France gets slammed on discrimination against homosexuals wishing to adopt
January 24, 2008
In a victory for homosexuals that could have an impact on gay adoption laws in countries across Europe, judges in Strasbourg, France decided that the woman, known as “E.B.”, was a victim of discrimination by France solely because of her sexual orientation.
The nursery school teacher, 45, has lived with the same female partner for nearly 20 years. But she was turned down as adoption candidate by French authorities who stressed the absence of a father figure in the home.
The judges said that articles 8 and 14 of the European Human Rights Convention had been violated by the French government. Article 14 forbids discrimination. Article 8 provides for the right to respect for one’s private and family life. As a result, France has been told to pay the woman damages of 10,000 euros ($14,522) and 14,528 euros in costs.
Nine European countries allow homosexuals to adopt children: Germany, Belgium, Denmark, Spain, Iceland, Norway, the Netherlands, the United Kingdom and Sweden. However, adoption by gay couples remains illegal in France. At the same time, France, like many other countries, does allow unmarried people to adopt. And therein lays the legal paradox that snared France in its web.
The Strasbourg, France court’s Tuesday ruling noted that: “French law allows single persons to adopt a child, thereby opening up the possibility of adoption by a single homosexual.”
The court criticized the French judiciary’s emphasis on “the lack of a paternal referent in the household” in E.B.’s case. By emphasizing the lack of a father figure, the court judges that the reference to the applicant’s homosexuality had been “if not explicit, at least implicit,” the ruling said.
The case first came before the court in Strasbourg in December 2002.
A spokesman for the court said it was the first such ruling against one of the 47 members of the Council of Europe, which set up the court.
The vote, while conclusive, was by no means unanimous, with ten judges voting in favor of the ruling and seven against.
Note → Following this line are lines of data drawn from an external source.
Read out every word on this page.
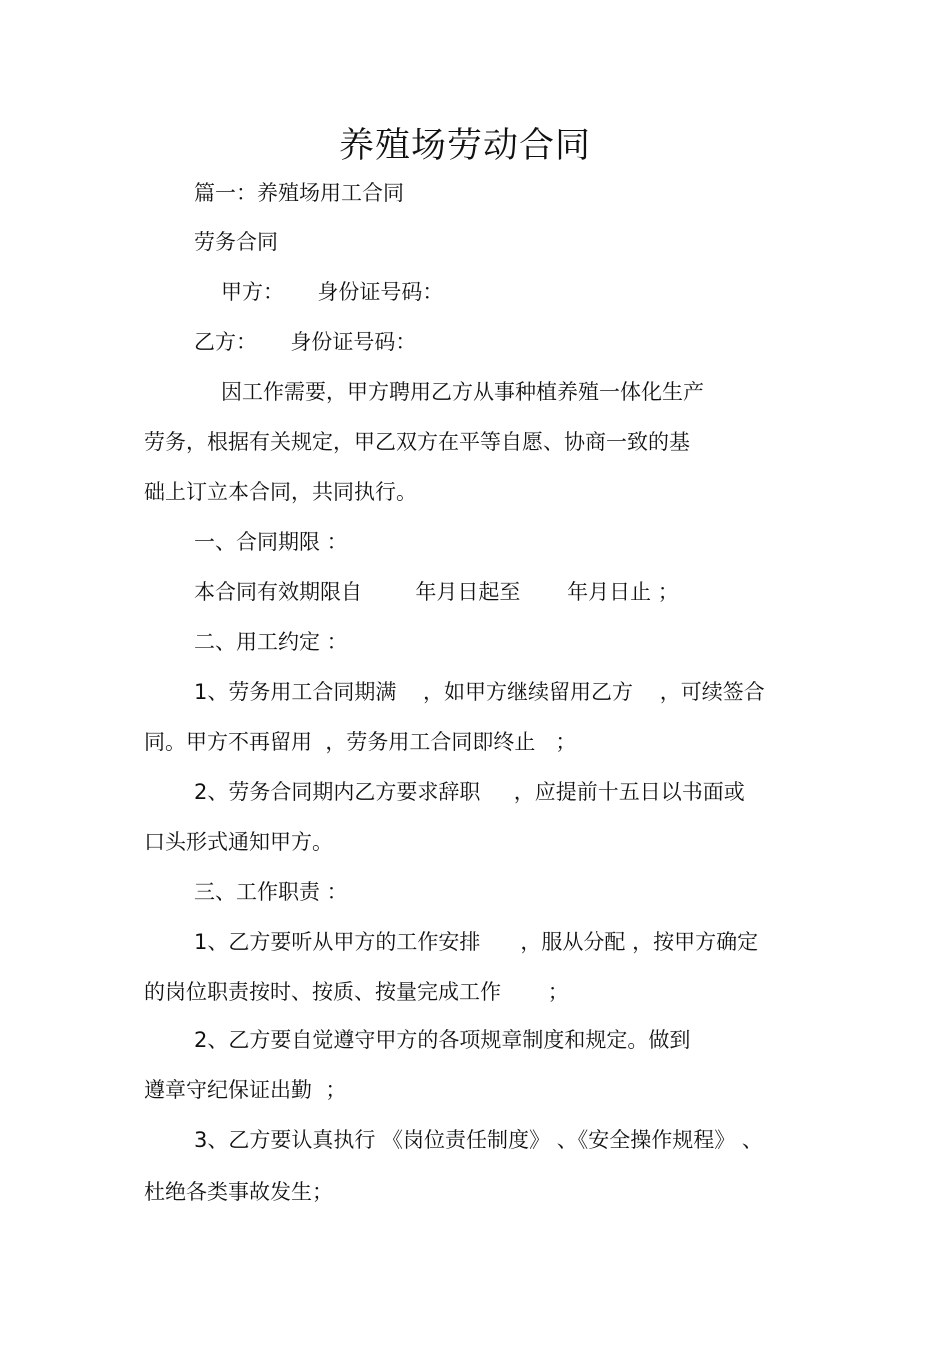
养殖场劳动合同
篇一：养殖场用工合同
劳务合同
甲方：     身份证号码：
乙方：     身份证号码：
因工作需要，甲方聘用乙方从事种植养殖一体化生产
劳务，根据有关规定，甲乙双方在平等自愿、协商一致的基
础上订立本合同，共同执行。
一、合同期限 ：
本合同有效期限自        年月日起至       年月日止 ；
二、用工约定 ：
1、劳务用工合同期满    ，如甲方继续留用乙方    ，可续签合
同。甲方不再留用  ，劳务用工合同即终止   ；
2、劳务合同期内乙方要求辞职     ，应提前十五日以书面或
口头形式通知甲方。
三、工作职责 ：
1、乙方要听从甲方的工作安排      ，服从分配 ，按甲方确定
的岗位职责按时、按质、按量完成工作       ；
2、乙方要自觉遵守甲方的各项规章制度和规定。做到
遵章守纪保证出勤  ；
3、乙方要认真执行 《岗位责任制度》 、《安全操作规程》 、
杜绝各类事故发生；
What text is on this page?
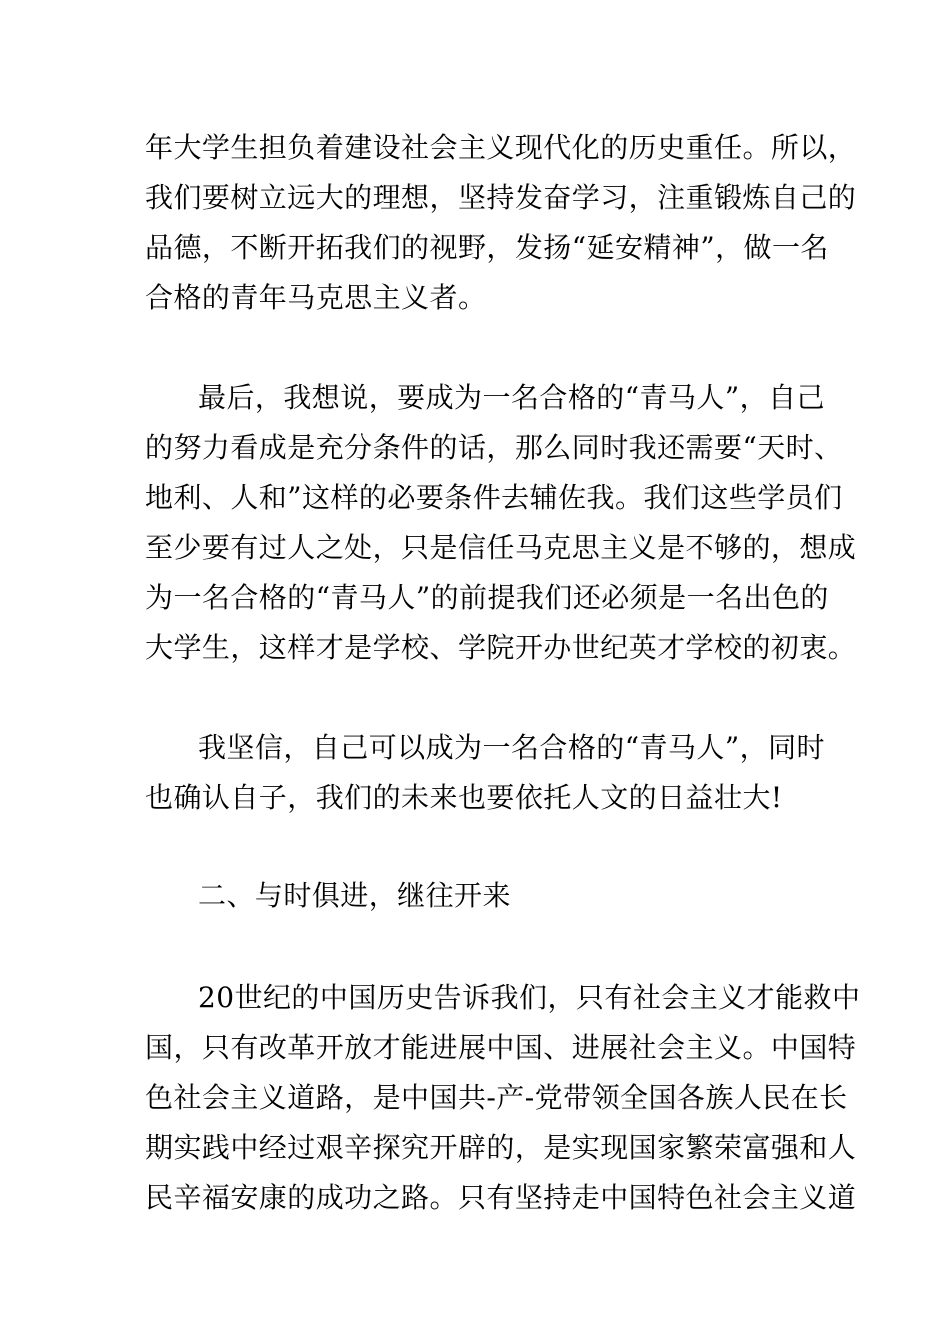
年大学生担负着建设社会主义现代化的历史重任。所以，
我们要树立远大的理想，坚持发奋学习，注重锻炼自己的
品德，不断开拓我们的视野，发扬“延安精神”，做一名
合格的青年马克思主义者。
最后，我想说，要成为一名合格的“青马人”，自己
的努力看成是充分条件的话，那么同时我还需要“天时、
地利、人和”这样的必要条件去辅佐我。我们这些学员们
至少要有过人之处，只是信任马克思主义是不够的，想成
为一名合格的“青马人”的前提我们还必须是一名出色的
大学生，这样才是学校、学院开办世纪英才学校的初衷。
我坚信，自己可以成为一名合格的“青马人”，同时
也确认自子，我们的未来也要依托人文的日益壮大!
二、与时俱进，继往开来
20世纪的中国历史告诉我们，只有社会主义才能救中
国，只有改革开放才能进展中国、进展社会主义。中国特
色社会主义道路，是中国共-产-党带领全国各族人民在长
期实践中经过艰辛探究开辟的，是实现国家繁荣富强和人
民辛福安康的成功之路。只有坚持走中国特色社会主义道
The ruling means that, in France, or any European country where homosexual marriage is still not allowed, adoption by a lesbian or gay person could now be possible anyway. However, any partner’s status as regarding the child would still be fuzzy. As things stand in France, the adoptive parent’s companion would have no legal rights over the child, not being recognized as his or her parent. So for some homosexual couples wishing to parent children, the victory is tempered by the recognition that their status still is equal to that of heterosexual couples.